Similarly, taxpayers would also need to consider solutions to report the arrangements notified by their advisors. In addition, they would have to disclose in their own tax returns the use they made of such arrangements. The Luxembourg draft law, in line with position taken in neighboring countries (notably France and Germany), will result to the paradox that a Directive primarily targeting tax advisors would impose in practice reporting obligations to taxpayers.
Nevertheless, this change in the draft law does not mean that those intermediaries would be exempt from any due diligence obligations. Indeed, they will remain liable to assess which arrangements they design, market, organize, or for which they provide (directly or indirectly) implementation assistance or advice would be in scope of DAC 6.
Operationally speaking, all intermediaries (with a professional secrecy or not) would need to, if not already done, start a DAC 6 project that should first focus on the impact assessment.
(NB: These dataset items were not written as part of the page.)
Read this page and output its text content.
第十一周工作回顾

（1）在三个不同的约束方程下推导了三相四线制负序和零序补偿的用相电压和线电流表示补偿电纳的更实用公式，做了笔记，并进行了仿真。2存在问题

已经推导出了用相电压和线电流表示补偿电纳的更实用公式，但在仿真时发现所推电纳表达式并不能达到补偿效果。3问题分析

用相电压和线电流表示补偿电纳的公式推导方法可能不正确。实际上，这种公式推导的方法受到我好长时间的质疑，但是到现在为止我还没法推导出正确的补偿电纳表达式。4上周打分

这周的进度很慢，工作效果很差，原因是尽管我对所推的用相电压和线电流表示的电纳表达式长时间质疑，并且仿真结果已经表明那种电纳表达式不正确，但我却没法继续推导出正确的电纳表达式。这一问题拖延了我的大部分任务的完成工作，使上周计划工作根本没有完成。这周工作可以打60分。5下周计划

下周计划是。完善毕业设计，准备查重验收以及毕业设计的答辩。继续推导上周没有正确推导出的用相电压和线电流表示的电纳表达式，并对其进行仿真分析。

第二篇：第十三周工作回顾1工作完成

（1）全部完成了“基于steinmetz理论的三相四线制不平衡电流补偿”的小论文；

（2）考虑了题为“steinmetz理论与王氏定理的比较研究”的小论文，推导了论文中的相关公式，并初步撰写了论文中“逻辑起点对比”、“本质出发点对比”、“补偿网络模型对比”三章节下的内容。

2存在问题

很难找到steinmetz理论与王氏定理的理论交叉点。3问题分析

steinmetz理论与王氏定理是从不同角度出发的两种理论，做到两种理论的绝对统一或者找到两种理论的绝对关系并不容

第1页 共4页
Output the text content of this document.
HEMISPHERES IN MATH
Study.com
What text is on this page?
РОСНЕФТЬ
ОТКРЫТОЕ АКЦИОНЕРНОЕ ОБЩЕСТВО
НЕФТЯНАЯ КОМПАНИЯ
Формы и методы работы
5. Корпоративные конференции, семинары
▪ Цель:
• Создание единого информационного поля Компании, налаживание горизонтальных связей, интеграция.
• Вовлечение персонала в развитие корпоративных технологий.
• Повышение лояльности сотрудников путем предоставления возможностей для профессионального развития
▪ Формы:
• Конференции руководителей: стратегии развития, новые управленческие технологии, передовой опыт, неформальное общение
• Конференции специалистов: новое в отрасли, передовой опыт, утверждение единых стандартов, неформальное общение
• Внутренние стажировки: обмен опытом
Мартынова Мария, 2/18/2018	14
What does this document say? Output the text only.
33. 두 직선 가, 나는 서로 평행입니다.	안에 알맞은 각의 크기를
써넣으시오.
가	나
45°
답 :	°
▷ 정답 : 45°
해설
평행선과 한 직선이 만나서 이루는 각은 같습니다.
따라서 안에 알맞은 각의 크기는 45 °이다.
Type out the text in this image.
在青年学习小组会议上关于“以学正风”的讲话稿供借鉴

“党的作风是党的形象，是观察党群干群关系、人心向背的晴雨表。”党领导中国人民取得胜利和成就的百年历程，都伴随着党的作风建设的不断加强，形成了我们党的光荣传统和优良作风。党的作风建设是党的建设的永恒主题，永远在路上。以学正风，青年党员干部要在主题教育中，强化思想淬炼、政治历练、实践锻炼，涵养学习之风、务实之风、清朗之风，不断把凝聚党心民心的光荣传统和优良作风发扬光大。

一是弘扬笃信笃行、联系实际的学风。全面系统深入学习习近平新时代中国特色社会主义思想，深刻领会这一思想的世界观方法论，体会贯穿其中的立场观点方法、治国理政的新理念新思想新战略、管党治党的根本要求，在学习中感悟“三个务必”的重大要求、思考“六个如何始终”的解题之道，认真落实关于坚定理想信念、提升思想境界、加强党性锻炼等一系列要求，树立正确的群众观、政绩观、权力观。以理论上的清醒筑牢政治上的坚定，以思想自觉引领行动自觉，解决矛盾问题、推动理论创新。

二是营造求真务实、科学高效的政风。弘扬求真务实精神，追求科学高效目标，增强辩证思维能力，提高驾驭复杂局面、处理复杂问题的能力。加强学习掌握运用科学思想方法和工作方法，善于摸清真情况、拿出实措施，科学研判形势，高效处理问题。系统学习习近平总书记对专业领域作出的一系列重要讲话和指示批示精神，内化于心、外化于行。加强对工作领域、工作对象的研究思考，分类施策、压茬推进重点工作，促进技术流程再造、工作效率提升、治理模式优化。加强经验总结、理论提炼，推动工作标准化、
Typically, each business unit within an organization should:
• Review its products, services, the type of documentation collected from the clients depending on the associated risk level; and
• Identify request for tailor-made products and services and the rationale behind such request.
Such impact assessment will help to determine the desired target operating model and the governance that should be implemented around this regulation.
We do not expect financial institutions to report a material volume of arrangements. The difficulty would be to prove to tax authorities why a particular arrangement was not reported.
From our experience, financial institutions will face three main challenges. The first one is around the divergent interpretation of the Directive regarding treatment of branches which is of particular importance for the Luxembourg banking sector. Indeed, based on the Luxembourg draft law, relevant cross-border arrangements related to the foreign branch would need to be reported to the Luxembourg tax authorities. However, based on certain foreign laws (in our example, France), a French branch of a Luxembourg bank would need to report its relevant cross-border arrangements to the French tax authorities. Hence, in practice double reporting or double exemption scenario could occur while operationally speaking, a Luxembourg head office may have to report arrangements that are not recorded in its systems and assessed based on different laws, procedures and processes.
Secondly, we do not expect financial institutions to report a material volume of arrangements. The difficulty would be to prove to tax authorities why a particular arrangement was not reported. This would require a compliance framework, if possible technology enhanced, to assess the reportability of all new arrangements (or at least the one not clearly excluded by the impact assessment) and archive the reasoning behind the conclusion obtained.
Finally, the reportability assessment implies judgmental input (e.g. regarding if the arrangement was mainly tax driven) and a better understanding of the tax documentation collected for AML purposes which is a big difference to CRS reporting, for example where all data could be extracted from the IT system. As such, training plan and detailed guidance included in procedures would need to be implemented keeping in mind that the first reporting on arrangements put in place since 25 June 2018 would need to be assessed and reported by 31 August 2020.